Madoff Talks From Prison About His “Billion Dollar” Net Worth and “Strategies”
11:06 am, May 23rd | by Amy Tennery
In the wake of the Madoff Ponzi scandal, the public dialogue has switched from “how could he?” to “did they know?” We’re referring, of course, to the alleged Madoff feeder fund managers and in-the-loop investors, who somehow managed to make a killing off of Bernie while others were, well, just killed.
The spotlight settled on Mets owner Fred Wilpon in 2009, when major news outlets reported that he made roughly $48 million from his investment with Madoff. Since then, Wilpon’s key fight has shifted from resurrecting the Mets lineup to salvaging his reputation — and fortune.
An opus published in the New Yorker articulates the challenge this way: “Wilpon must prove that he was a dupe rather than a crook.”
Of course, Bernie is all to happy to settle that score (from prison, of course):
““Fred was not [at] all stock market savvy and [friend and fellow investor] Saul [Katz] was not really either. They were strictly Real Estate people. Although I explained the Strategy to them they were not sophisticated enough to evaluate it properly, nor were most of my other individual clients. They were not in a position to perform the necessary due diligence and did not have access to necessary financial info or records.”
So that’s it? Wilpon was too stupid to know what was happening?
In a series of interviews over email and by phone (“the grinding sounds of a floor buffer in the background nearly drowned him out,” the reporter comments), Madoff insists that when Wilpon first invested with him in the 80s, he was on the level — something that prosecutors deny (Madoff said the Ponzi scheme started in the 1990s, the prosecutors contend it began in the 1980s):
“I was worth a billion dollars before any of this nonsense started. I had my apartment, a beach house, my yacht, a small house in France. It was very conservative compared to what I could have afforded. We were all making a lot of money. I spent what fit in with our family life styles. He was just a regular guy, and that’s what he likes about me.”
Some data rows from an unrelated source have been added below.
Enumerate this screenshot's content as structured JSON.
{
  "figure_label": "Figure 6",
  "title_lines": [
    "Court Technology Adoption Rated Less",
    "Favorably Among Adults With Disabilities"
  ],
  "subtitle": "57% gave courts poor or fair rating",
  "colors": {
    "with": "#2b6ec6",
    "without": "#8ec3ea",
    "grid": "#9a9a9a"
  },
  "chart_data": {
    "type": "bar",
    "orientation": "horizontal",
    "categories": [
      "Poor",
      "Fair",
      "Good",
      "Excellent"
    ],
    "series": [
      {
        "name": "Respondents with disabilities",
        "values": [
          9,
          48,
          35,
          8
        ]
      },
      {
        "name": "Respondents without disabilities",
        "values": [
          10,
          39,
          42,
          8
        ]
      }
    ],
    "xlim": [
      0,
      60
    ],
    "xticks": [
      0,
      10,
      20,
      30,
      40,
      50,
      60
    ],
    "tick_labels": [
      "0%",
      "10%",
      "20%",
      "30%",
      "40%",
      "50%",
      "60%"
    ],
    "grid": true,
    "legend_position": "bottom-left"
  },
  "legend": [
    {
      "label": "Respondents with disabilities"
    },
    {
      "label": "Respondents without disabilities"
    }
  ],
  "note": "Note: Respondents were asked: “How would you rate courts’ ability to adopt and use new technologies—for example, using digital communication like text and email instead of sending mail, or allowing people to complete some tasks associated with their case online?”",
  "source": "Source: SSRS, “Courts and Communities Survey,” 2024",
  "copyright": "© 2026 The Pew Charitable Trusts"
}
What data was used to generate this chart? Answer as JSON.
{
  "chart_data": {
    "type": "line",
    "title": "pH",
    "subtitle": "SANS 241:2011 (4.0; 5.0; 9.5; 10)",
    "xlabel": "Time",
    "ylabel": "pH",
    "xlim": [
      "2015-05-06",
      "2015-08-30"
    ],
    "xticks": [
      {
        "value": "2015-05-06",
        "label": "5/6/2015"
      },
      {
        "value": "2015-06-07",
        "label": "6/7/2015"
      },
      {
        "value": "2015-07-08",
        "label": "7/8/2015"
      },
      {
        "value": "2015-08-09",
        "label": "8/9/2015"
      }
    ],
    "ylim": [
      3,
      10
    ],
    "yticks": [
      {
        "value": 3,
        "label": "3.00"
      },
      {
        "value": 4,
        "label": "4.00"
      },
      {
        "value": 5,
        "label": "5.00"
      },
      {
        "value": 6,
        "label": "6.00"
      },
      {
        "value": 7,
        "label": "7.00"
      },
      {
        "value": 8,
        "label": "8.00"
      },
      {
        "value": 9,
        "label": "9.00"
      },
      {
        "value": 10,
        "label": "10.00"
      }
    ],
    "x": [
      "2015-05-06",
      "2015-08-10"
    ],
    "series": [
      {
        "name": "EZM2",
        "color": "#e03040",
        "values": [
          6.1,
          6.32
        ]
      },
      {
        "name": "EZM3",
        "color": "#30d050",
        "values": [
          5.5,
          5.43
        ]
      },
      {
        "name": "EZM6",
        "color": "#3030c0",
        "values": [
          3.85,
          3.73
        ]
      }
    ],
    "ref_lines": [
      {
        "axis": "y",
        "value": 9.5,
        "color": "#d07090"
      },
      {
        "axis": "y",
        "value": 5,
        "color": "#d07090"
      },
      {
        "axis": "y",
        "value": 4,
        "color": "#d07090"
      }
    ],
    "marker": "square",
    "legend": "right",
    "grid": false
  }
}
A billion dollars, eh? Too bad about that whole zero credibility thing or that might almost be impressive.
Of course, Madoff really doesn’t help his case by claiming that he and Wilpon’s values were “identical,” but we’ll let that one go. Unfortunately for Wilpon, others may not.
Also, after the tongue lashing Wilpon gave some of the Mets’ biggest stars in the piece — and after calling the Mets a “s— team” — we doubt he’ll be getting any sympathy over at Citi Field, either.